Una compagna gli diede una gomitata, e Koros si riscosse.

«Sta' attento, ad Apollo e a tua madre non piacciono quelli che si distraggono», gli disse Ciane, la ninfa con cui aveva legato di più.

Lui si limitò a sorriderle. La musica era bella, ma Koros non pendeva dalle labbra di Apollo, come i compagni e le compagne, figli di divinità a cui era stato dato il privilegio di vivere nella Piana di Nisa, vicino ad Eleusi, sospesi nel tempo, tra la musica e le delizie dei fiori, lontani dalle guerre divine e i capricci degli uomini. Lì fanciulle e fanciulli si dedicavano al culto delle arti e della dea Artemide a cui sacrificavano la loro purezza.

La musica cessò. «Potete andare per adesso», disse il dio Apollo con la sua voce soave e decisa.

Koros fu il primo ad alzarsi, mentre gli altri esitavano. Si diresse verso il peristilio del tempio e poi posò i piedi, calzati da semplici sandali, sul prato smeraldo. Sentì addosso gli occhi di sua madre, Demetra, la cui figura scolpita lo osservava dal frontone. Koros ne osservò le braccia tornite, le messi di grano che reggeva e che grazie a lei prosperavano. Sentì un senso di nostalgia invaderlo.

Prese a camminare lungo la piana, avvertì le erbe tenere e quelle più dure accarezzargli le caviglie snelle e i polpacci.

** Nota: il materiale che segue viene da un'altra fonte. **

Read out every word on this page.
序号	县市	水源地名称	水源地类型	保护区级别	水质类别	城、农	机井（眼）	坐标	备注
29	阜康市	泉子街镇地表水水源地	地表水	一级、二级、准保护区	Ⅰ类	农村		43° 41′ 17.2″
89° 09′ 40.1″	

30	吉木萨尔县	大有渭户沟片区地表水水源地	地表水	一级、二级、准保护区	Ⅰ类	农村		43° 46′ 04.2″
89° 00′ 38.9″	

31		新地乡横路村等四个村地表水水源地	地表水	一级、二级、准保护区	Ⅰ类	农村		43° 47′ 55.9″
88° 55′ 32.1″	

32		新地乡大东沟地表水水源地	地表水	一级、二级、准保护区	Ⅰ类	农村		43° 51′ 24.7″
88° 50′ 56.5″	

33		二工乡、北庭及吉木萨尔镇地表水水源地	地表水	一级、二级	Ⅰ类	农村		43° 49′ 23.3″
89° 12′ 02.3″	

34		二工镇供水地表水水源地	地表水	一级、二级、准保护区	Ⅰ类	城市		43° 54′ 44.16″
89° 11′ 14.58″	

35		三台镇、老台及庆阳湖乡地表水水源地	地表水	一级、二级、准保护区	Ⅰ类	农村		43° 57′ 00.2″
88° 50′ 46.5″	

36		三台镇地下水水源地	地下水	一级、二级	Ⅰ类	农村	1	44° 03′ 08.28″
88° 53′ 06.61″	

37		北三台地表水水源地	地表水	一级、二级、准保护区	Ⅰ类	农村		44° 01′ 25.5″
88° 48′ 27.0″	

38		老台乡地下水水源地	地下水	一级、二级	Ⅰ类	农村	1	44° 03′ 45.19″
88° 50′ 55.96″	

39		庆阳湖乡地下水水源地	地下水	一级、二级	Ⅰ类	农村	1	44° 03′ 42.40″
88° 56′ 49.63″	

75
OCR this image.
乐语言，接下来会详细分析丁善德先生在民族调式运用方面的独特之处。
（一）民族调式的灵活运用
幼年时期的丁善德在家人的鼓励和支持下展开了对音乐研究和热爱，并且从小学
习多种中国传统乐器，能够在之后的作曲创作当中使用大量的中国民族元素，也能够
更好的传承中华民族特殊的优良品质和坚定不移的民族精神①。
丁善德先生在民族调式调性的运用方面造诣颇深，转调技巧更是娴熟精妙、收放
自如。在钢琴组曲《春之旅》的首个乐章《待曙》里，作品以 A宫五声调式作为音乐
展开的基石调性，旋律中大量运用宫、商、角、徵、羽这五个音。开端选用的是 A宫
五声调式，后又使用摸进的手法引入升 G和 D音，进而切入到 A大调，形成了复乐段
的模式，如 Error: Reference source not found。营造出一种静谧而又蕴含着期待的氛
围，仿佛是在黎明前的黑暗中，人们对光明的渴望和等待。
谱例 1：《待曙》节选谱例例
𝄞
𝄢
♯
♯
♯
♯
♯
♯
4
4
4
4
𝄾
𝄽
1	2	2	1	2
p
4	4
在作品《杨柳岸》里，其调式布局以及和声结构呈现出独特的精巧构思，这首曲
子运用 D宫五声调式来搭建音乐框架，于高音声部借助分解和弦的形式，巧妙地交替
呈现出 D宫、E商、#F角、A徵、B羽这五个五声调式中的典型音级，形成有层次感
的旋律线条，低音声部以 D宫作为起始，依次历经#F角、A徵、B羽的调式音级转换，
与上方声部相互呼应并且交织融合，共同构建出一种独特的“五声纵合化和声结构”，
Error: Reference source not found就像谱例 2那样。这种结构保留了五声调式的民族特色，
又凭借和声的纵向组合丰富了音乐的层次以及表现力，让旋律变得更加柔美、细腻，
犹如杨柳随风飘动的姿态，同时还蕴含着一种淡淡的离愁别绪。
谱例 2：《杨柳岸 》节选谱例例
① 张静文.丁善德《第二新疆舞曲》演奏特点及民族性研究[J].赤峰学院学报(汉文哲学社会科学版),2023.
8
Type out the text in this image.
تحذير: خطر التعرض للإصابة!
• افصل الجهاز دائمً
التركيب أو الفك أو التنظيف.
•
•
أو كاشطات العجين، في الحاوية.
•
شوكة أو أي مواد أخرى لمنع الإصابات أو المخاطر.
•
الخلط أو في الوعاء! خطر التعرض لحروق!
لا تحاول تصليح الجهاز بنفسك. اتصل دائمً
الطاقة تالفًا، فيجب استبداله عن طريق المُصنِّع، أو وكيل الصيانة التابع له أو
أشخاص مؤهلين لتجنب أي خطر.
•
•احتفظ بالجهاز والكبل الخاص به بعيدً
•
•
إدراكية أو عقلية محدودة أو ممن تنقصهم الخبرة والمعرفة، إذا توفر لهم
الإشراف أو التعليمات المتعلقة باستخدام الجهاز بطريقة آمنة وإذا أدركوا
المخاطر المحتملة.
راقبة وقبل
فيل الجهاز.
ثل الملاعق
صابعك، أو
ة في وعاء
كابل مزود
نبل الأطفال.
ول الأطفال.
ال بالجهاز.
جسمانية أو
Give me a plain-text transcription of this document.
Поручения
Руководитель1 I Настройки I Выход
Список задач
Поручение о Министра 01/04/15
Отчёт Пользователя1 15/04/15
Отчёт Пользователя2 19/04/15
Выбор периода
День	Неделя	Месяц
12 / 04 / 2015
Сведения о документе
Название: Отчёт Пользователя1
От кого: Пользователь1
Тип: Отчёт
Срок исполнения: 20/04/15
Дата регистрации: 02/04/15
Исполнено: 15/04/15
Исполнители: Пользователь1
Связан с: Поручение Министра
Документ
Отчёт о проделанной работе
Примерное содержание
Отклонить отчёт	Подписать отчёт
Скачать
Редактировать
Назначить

La sua era una vita che probabilmente gli umani gli invidiavano, ma lui si sentiva solo, chiuso in quella sorta di collegio, trascurato da suo padre, Zeus, sempre troppo impegnato a soddisfare piaceri ben poco divini e a placare i bisticci tra gli altri dei, e sua madre, Demetra, che girava in lungo e in largo per far prosperare la terra. Le uniche compagnie erano le ninfe, anche esse devote alla dea Artemide, e Apollo ed Ermes, gli unici a cui era concesso stare in sua compagnia.

Gli odori delle rose e delle viole gli inondarono le radici. Provava sempre un intimo senso di commozione, quando poteva camminare liberamente lontano dal tempio. Gli piaceva, in modo particolare, un ruscello che scavava il terreno fino a immettersi in un lago. Koros si inginocchiò fino a specchiarsi nelle acque cristalline: osservò il suo stesso volto che l'acqua gli restituiva nitido, l'ovale che sua madre definiva come un bocciolo di rosa, le labbra, rosee come due petali, gli occhi di acquamarina e i capelli che ondeggiavano al vento proprio come le messi che ammantavano i campi grazie a sua madre.

Immerse le dita nell'acqua fresca, increspandola, ma quando le sollevò e aspettò che l'acqua tornasse una tavola piatta, vide delinearsi su di essa il riflesso di un altro volto. Sussultò, ma Apollo gli posò una mano sulla spalla, come a tranquillizzarlo.

«Dovresti essere più attento alla mia musica», gli disse, senza avere l'aria minacciosa che avrebbe riservato a un umano distratto.

«Lo so, ma qui fuori mi piace», replicò lui.

Apollo si inginocchiò al suo fianco. La sua era una bellezza luminosa, al pari del carro che ogni giorno trascinava nella volta celeste. Una bellezza che avrebbe fatto impazzire qualsiasi uomo e anche qualsiasi altro dio.

«Tua madre ci tiene che tu sia un perfetto adepto di Artemide, forse ti sembrerà noioso, ma è meglio della vita che conduciamo noi tutti. A volte è meschina, concentrata solo su baruffe e dispetti», disse il dio del sole.